I currently do a lot of descriptive analysis in R. I always work with a data.table like df
net <- seq(1,20,by=2)
gross <- seq(2,20,by=2)
color <- c("green", "blue", "white")
height <- c(170,172,180,188)
library(data.table)
df <- data.table(net,gross,color,height)
In order to obtain results, I do apply a lot of filters. Sometimes I use one filter, sometimes I use a combination of multiple filters, e.g.:
df[color=="green" & height>175]
In my real data.table, I have 7 columns and all kind of filter-combinations. Since I always address the same data.table, I'd like to find the most efficient way to filter the data.
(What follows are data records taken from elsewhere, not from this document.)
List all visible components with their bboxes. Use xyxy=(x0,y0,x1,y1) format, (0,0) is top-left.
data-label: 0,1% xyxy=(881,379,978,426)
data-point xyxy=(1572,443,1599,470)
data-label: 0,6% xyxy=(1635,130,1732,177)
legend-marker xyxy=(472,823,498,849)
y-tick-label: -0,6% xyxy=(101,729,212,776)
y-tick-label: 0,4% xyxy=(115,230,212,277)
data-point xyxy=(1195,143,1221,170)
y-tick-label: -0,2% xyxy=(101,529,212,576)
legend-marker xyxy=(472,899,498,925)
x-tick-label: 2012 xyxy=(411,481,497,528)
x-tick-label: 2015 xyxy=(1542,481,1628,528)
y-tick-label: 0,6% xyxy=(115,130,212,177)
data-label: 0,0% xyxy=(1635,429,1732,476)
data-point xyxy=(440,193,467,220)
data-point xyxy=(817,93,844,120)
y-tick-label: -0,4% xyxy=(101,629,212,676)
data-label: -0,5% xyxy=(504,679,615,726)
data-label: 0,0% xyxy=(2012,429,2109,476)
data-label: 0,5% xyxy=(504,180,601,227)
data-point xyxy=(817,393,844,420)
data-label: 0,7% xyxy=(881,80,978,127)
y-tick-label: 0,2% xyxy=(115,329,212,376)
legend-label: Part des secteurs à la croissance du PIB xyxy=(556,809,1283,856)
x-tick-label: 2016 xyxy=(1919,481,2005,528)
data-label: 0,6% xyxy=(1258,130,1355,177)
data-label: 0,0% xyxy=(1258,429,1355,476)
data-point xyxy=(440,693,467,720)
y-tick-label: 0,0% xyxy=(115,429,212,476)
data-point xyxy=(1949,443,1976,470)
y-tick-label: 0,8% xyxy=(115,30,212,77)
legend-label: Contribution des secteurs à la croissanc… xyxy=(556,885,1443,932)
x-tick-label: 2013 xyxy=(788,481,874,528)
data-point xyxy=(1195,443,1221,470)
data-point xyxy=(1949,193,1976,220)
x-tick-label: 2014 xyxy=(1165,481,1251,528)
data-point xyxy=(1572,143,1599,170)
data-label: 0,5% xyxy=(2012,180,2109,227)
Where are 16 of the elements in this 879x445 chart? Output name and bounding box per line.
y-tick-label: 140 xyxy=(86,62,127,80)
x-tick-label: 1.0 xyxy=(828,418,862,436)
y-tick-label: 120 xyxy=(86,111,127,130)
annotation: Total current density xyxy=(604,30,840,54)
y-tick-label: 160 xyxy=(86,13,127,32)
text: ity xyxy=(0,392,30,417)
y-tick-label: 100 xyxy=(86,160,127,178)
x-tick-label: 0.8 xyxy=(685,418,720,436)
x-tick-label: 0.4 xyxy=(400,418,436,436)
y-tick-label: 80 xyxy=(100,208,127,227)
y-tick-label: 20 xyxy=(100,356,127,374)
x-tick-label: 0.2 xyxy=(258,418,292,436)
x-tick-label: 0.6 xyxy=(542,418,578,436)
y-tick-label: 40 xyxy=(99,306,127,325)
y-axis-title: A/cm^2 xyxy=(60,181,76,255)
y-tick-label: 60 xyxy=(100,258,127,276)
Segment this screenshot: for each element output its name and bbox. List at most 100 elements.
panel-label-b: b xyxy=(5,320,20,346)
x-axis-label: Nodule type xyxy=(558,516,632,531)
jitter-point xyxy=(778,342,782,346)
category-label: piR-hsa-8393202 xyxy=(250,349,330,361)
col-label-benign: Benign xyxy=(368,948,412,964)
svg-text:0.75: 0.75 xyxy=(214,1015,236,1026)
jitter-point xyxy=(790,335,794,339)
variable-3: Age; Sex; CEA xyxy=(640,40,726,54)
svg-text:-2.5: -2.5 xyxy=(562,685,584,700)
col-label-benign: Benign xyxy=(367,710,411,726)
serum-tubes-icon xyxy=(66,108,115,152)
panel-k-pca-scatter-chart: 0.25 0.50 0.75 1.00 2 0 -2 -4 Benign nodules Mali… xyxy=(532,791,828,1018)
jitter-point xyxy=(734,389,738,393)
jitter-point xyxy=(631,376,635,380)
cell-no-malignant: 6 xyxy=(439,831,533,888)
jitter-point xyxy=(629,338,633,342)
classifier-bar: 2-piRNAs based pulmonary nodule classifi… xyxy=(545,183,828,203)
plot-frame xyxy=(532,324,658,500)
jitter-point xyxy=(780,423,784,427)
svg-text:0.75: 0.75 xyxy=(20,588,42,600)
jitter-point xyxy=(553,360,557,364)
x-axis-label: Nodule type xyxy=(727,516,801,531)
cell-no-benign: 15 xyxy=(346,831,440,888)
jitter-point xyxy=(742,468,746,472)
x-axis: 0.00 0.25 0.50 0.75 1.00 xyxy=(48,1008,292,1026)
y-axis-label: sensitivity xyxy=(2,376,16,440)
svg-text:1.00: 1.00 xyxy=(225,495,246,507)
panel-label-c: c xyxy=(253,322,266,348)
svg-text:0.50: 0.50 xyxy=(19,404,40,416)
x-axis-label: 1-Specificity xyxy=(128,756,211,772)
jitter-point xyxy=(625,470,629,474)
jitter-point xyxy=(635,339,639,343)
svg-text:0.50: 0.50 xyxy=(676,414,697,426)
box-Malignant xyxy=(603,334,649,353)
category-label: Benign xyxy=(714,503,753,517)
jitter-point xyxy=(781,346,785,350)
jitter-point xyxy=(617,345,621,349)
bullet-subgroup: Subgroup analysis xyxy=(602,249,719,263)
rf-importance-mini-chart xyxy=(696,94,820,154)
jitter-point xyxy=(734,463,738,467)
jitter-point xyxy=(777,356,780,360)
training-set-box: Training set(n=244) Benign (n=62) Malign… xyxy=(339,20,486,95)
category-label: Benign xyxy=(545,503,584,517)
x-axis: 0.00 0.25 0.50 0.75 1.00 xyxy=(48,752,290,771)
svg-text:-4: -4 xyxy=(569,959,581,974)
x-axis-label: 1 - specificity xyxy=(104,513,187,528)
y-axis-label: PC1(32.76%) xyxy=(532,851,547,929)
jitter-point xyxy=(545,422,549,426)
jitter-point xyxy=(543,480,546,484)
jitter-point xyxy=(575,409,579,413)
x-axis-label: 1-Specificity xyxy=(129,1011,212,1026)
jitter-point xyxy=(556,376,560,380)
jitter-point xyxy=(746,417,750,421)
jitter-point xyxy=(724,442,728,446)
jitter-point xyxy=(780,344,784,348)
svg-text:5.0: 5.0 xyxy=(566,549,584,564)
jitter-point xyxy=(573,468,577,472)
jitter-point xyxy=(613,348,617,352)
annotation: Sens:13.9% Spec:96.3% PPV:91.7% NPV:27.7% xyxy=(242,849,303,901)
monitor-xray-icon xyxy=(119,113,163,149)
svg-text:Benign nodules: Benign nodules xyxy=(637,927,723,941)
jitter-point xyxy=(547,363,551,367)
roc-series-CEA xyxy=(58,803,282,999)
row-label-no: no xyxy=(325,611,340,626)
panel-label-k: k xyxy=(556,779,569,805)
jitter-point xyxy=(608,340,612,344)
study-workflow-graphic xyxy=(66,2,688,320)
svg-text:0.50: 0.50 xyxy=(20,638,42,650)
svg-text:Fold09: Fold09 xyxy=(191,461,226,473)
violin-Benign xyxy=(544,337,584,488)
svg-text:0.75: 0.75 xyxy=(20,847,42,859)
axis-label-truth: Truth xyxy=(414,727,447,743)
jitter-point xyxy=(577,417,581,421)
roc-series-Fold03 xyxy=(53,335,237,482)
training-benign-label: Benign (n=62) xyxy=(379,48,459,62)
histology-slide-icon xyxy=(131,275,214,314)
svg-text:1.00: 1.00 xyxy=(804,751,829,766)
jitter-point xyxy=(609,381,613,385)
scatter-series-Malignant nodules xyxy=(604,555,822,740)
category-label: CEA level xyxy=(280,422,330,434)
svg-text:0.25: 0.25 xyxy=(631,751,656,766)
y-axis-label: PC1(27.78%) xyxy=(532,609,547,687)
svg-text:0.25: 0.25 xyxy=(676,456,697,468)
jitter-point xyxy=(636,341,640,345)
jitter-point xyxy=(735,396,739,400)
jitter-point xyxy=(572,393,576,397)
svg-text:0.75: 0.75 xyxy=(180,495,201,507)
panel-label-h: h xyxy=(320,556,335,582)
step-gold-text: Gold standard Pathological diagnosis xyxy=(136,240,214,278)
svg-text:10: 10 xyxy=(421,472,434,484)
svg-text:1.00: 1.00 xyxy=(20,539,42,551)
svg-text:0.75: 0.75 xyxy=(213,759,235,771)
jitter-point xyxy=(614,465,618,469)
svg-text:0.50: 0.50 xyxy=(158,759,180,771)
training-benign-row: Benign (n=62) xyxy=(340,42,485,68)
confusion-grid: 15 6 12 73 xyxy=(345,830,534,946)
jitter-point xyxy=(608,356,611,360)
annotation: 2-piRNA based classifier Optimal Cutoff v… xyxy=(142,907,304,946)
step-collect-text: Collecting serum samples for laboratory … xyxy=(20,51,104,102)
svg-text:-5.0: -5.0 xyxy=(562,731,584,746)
So far, my files are organized like this (bottom-up):
- execution level: multiple R-scripts with a very specific job (no interaction between them) that calculate and write the results to an excel file using
XL Connect
- source file: this file receives a pre-filtered data.table and sources all files from the execution level. It is necessary in case I add/remove files on the execution level.
- filter files: read the data.table and apply one or multiple filters, as shown above with
df_green_high
. By filtering, filter files create a new data.table and source the "source file" with this new filtered table.
I am currently challenged, since I have too many filter files. Having 7 variables, there is such a large number of combinations of filter, so I'll get lost sooner or later.
How can I do my analysis more efficient (reduce the number of "filter files"?)
How can I conveniently name the exported files according to the filters used?
I have read Workflow for statistical analysis and report writing and some other similar questions. However, in this case, I always refer to the same basic table, so there should be a more efficient way. I do not have a CS background, so any help is highly appreciated. On SOF, I also read about creating a package
, but I am not sure if this reasonable.